Straight Ahead’s History

Our History

Straight Ahead, launched in 2011, aiming to help ‘time-critical’ cases in children who were in danger of significant delay and deterioration while on waiting lists for their orthopaedic surgery.

Straight Ahead’s first patient was teenager Jason Slevin.  The nation watched Jason and his Mum on a Primetime special about waiting lists.  Both talked about the pain and difficulty caused by Jason’s scoliosis, and consultant orthopaedic surgeon Pat Kiely commented on how such a severe problem was unnecessary, and even economically futile.  He argued the need for political will and funding to provide more surgeons, theatre time and after care for child orthopaedic cases.

Struck by Jason’s now severe condition, an anonymous and very generous donor provided Straight Ahead with the fees to help pay for Jason’s surgery, a voluntary surgical team was activated for a series of weekend surgeries , and Jason made a good recovery in Blackrock Clinic.

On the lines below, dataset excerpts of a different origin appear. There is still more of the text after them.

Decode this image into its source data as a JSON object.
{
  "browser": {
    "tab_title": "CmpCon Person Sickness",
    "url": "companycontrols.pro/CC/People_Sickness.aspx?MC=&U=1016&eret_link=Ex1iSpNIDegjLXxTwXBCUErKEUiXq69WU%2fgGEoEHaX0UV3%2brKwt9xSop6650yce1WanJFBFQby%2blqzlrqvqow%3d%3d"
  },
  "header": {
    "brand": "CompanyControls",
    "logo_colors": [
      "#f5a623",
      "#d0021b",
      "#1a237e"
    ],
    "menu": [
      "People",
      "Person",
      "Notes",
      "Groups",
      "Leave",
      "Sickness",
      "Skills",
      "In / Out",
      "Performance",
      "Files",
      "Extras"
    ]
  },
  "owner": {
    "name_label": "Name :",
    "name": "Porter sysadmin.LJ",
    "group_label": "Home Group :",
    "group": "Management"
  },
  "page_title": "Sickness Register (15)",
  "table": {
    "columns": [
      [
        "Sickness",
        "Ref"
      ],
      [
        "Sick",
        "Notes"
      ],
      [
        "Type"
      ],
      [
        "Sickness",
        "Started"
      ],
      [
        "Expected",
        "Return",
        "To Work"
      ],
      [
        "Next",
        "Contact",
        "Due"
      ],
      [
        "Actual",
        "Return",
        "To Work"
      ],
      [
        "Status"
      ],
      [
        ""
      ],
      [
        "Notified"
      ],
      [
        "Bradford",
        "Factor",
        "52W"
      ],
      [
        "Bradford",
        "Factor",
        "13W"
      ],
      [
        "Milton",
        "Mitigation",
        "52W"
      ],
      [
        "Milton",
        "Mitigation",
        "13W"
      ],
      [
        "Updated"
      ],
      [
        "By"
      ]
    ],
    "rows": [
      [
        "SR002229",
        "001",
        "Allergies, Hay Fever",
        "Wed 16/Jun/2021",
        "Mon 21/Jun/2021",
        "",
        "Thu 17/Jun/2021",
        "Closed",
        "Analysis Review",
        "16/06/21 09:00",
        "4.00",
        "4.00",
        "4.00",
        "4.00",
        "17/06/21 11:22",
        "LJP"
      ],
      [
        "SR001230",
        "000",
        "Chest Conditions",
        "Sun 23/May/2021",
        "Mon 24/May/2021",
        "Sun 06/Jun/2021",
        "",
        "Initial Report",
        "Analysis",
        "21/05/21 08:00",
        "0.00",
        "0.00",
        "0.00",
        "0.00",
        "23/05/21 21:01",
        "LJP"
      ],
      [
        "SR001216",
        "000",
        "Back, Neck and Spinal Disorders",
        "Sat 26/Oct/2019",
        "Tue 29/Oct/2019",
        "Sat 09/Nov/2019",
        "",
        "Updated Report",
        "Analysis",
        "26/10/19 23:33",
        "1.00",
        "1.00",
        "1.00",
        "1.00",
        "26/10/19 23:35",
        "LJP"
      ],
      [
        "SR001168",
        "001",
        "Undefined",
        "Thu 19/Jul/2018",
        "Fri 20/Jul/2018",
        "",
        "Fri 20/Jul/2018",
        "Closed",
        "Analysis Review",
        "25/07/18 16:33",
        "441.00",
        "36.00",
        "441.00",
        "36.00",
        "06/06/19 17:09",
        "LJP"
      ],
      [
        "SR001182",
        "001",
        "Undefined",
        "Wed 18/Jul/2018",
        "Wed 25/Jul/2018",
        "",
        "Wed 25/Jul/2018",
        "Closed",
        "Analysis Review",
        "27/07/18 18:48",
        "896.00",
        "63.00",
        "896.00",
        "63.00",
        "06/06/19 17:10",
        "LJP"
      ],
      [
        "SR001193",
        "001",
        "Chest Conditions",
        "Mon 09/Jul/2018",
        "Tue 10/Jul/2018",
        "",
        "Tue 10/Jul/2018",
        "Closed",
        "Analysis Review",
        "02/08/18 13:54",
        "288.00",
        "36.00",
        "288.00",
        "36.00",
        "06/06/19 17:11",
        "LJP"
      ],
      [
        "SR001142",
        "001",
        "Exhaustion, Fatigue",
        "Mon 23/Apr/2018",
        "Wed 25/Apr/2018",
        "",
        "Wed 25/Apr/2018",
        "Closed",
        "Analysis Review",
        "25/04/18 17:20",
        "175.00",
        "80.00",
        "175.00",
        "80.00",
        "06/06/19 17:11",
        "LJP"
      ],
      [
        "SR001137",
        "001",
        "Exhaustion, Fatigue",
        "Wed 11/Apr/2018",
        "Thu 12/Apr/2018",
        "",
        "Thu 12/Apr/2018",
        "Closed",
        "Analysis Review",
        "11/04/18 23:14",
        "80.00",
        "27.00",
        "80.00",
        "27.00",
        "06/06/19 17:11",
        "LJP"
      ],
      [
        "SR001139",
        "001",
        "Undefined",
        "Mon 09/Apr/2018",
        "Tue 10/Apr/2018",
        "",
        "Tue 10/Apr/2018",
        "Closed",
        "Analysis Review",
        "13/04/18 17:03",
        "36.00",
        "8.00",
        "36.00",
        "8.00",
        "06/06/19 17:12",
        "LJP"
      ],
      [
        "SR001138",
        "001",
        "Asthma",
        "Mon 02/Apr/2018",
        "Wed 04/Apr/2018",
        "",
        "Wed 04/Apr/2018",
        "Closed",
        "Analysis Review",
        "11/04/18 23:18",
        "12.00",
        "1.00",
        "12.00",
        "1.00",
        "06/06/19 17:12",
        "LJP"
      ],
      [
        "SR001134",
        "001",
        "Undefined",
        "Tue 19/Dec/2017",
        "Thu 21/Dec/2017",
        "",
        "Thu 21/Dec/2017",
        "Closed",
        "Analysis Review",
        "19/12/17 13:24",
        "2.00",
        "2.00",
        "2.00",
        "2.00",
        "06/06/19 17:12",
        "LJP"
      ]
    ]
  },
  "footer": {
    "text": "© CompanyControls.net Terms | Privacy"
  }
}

Further Straight Ahead procedures have been carried out, mainly in Our Lady’s Children’s Hospital in Crumlin, But also in other centres. Straight Ahead performed its first official procedure in Crumlin November 2011 on 12 year-old Bronwyn Kavanagh–Smith who had a major curve, scoliosis,  in her spine, having deformed to 96 degrees. She had been on the surgical waiting list for 6 months, but was deteriorating rapidly because of her speed of growth. Further delay could have led to multiple surgeries with significantly higher risk, as she continued to grow and deteriorate.

Following surgery, Bronwyn’s spine was very much straighter and better aligned and she was discharged from hospital within five days, “more than 3 inches taller” she told her medical team. She’s now living a normal teenage life, the surgery a distant little chapter in her past.

Since Straight Ahead began, 144 children have been successfully treated by Straight Ahead. They come from all over the country: from Donegal to Cork, Kerry to Dublin.

We can only ever do these surgeries when the theatre is free and not in use.This can be on weekends,bank holidays etc.